Cacao : pourquoi le prix du chocolat explose ?

Pourquoi le chocolat est-il toujours aussi cher ? Après la flambée des cours du cacao durant deux ans, la récolte des fèves a redécollé et apaisé cette flambée. Pourtant, dans les rayons, le prix pour le consommateur reste élevé.
Ce texte correspond à une partie de la retranscription du reportage ci-dessus. Cliquez sur la vidéo pour la regarder dans son intégralité.
Dans un supermarché, le prix des tablettes s'est envolé, jusqu'à 4,69 euros pour la plus chère. En moyenne : 15,3 % de hausse en un an. À l'origine de ces prix corsés, l'envolée du cours du cacao. Prenons l'exemple d'une tablette d'une marque bien connue. Son tarif a suivi le cours de la fève, mais depuis la baisse amorcée au printemps dernier, son prix stagne. Un étudiant a dû s'adapter. "Je me tourne vers quelque chose de peut-être moins bon, moins cher et peut-être moins qualitatif", confie Léo Honet, étudiant en gestion.

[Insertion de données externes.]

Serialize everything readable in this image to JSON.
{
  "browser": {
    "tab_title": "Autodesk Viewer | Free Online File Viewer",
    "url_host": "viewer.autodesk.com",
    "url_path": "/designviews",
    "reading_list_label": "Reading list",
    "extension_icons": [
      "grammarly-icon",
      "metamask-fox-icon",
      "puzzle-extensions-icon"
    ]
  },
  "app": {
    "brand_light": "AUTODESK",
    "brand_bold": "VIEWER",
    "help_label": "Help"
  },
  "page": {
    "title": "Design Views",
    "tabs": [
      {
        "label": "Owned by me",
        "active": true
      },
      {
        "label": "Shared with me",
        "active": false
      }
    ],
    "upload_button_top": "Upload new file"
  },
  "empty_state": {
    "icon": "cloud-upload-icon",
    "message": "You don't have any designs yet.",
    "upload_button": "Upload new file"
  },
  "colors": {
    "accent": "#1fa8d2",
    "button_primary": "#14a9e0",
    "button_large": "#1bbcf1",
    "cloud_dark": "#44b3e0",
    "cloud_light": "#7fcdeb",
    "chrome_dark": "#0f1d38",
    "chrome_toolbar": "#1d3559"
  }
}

La pression sur les fabricants
Les négociations commerciales entre supermarchés et fabricants battent leur plein et se crispent autour du prix du chocolat. Tout haut, le président d'Intermarché s'insurge des hausses de prix demandées par les industriels. "Avec des tarifs aussi gourmands, ils vont devenir obèses", a lancé Thierry Cotillard le 9 janvier dernier sur RTL.

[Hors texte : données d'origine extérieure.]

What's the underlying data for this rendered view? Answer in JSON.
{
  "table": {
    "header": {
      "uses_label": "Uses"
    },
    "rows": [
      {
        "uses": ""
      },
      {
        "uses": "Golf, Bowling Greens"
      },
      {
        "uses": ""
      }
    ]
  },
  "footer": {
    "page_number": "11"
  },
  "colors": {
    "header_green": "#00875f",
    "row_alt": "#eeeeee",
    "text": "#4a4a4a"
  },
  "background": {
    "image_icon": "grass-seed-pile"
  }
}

En coulisse, la grande distribution met la pression sur les fabricants de chocolat. Par téléphone, l'un d'entre eux explique qu'on lui demande de baisser ses prix : "Les attentes sont aux alentours de -5 et -10 %." Un autre dit subir du chantage de la part de certaines enseignes : "Si vous améliorez vos prix on vous favorise. Si vous ne trouvez pas d'accord on va vous faire accéder à moins de magasins et moins de produits référencés."
Comment expliquer l'origine de cette flambée des prix ?
Comment expliquer l'origine de cette flambée des prix ? Pour le savoir, les équipes de France Télévisions sont allées en Côte d'Ivoire, premier producteur mondial de fèves. Dans la région de Tiassalé, les cultivateurs comme Odette Kouakou ont été marqués par de très mauvaises récoltes les années passées à cause du manque de pluie. Désormais, les cacaoyers reprennent des couleurs. "La saison pluvieuse a été longue et il y a eu de fortes pluies. Ce qui a fait que la récolte a été très bonne. Deux fois plus que les années précédentes", assure la productrice de cacao.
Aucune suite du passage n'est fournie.